ProviderCommandSchema Key
Anthropic Claudellm claudeinput_schema
OpenAIllm openaiparameters (wrapped in "type": "function")
Google Geminillm geminiSame as OpenAI (OpenAI-compatible API)
Moonshot Kimillm kimiSame as OpenAI (OpenAI-compatible API)
Tip

Gemini and Kimi use the OpenAI function calling format.
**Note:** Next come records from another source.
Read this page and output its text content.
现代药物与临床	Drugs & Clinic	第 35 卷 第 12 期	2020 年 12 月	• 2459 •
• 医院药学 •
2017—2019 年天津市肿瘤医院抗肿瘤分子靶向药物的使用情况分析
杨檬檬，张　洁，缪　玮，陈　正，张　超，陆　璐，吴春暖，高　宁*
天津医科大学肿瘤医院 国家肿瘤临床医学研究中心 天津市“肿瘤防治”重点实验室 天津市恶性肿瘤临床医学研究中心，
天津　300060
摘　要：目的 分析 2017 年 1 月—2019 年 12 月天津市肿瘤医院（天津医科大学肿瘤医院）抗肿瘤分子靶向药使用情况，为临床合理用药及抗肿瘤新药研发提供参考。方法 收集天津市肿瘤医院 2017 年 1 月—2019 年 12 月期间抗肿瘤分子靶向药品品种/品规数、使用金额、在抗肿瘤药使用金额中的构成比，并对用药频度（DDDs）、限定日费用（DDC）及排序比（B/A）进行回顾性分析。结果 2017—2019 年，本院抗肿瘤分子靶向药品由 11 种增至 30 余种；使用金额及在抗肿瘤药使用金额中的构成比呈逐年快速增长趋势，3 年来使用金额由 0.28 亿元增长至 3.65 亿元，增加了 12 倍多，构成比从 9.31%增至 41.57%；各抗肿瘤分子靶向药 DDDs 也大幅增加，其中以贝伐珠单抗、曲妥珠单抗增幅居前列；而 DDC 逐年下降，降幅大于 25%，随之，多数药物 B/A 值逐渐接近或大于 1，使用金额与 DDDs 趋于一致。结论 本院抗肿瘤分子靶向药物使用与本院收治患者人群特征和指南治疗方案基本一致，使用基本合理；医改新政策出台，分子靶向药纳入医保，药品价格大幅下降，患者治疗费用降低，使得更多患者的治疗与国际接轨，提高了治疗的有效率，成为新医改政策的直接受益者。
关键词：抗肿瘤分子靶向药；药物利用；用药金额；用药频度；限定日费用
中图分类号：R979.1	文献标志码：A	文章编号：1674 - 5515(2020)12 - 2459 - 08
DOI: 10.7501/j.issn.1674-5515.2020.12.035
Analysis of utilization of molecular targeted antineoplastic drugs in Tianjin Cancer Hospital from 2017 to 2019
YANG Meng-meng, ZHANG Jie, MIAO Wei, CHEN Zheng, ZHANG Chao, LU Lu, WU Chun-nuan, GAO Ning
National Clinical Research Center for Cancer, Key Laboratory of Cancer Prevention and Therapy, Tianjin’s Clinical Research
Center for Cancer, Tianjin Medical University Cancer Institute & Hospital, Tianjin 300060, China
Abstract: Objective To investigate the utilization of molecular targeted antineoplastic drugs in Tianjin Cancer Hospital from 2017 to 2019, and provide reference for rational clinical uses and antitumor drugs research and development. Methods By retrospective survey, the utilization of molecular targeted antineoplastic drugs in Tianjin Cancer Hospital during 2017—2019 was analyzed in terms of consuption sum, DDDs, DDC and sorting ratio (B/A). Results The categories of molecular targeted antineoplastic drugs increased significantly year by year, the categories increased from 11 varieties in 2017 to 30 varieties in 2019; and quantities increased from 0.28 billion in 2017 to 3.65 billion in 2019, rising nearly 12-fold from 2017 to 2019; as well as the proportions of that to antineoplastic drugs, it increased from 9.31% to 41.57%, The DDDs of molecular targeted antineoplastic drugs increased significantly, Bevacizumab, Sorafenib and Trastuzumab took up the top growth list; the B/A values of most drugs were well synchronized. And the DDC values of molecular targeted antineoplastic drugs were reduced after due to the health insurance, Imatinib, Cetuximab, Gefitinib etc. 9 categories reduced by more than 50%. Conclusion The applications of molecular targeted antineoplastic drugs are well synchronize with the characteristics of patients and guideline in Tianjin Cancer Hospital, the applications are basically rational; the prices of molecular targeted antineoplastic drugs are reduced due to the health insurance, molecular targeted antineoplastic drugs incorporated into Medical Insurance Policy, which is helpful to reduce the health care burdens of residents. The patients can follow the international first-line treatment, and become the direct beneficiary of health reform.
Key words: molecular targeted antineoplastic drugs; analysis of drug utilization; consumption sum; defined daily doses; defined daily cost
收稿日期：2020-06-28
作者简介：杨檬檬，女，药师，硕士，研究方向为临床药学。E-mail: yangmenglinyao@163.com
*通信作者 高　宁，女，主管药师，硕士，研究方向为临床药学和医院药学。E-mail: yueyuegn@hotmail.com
If your provider follows the OpenAI convention, use llm openai.

Anthropic Tool Use

./myapp docgen llm claude
[
{
"name": "myapp_serve",
"description": "Start the server",
"input_schema": {
"type": "object",
"properties": {
"verbose": {
"type": "boolean",
"description": "Enable verbose output"
},
"config": {
"type": "string",
"description": "Config file path"
}
},
"required": []
}
}
]

OpenAI Function Calling

./myapp docgen llm openai
[
{
"type": "function",
"function": {
"name": "myapp_serve",
"description": "Start the server",
"parameters": {
"type": "object",
"properties": {
"verbose": {
"type": "boolean",
"description": "Enable verbose output"
},
"config": {
"type": "string",
"description": "Config file path"
}
},
"required": []
}
}
}
]

YAML for Custom Integrations

For custom integrations or providers not listed above, the raw YAML output gives you full control:

./myapp docgen yaml
name: "myapp"
description: "My application server"
synopsis: "myapp [command] [options]"
commands:
- name: "serve"
description: "Start the server"
- name: "build"
description: "Build the project"
options:
- name: "verbose"
short: "v"
description: "Enable verbose output"
type: boolean
- name: "config"
short: "c"
description: "Config file path"
type: "string"

Markdown for Context Windows

For simpler use cases — like pasting CLI documentation into a system prompt — use the Markdown output:

./myapp docgen md

This gives LLMs a human-readable reference that works well as context:

You have access to the myapp CLI tool.

$(./myapp docgen md)

Use this tool by running shell commands.

Automation

Generate LLM-ready tool definitions in CI — no Python glue required:

steps:
- name: Generate LLM tool definitions
run: |
./myapp docgen llm claude > tools/myapp_claude.json
./myapp docgen llm openai > tools/myapp_openai.json

Since the documentation is generated from code, it stays in sync automatically. Every release includes accurate tool definitions without manual updates.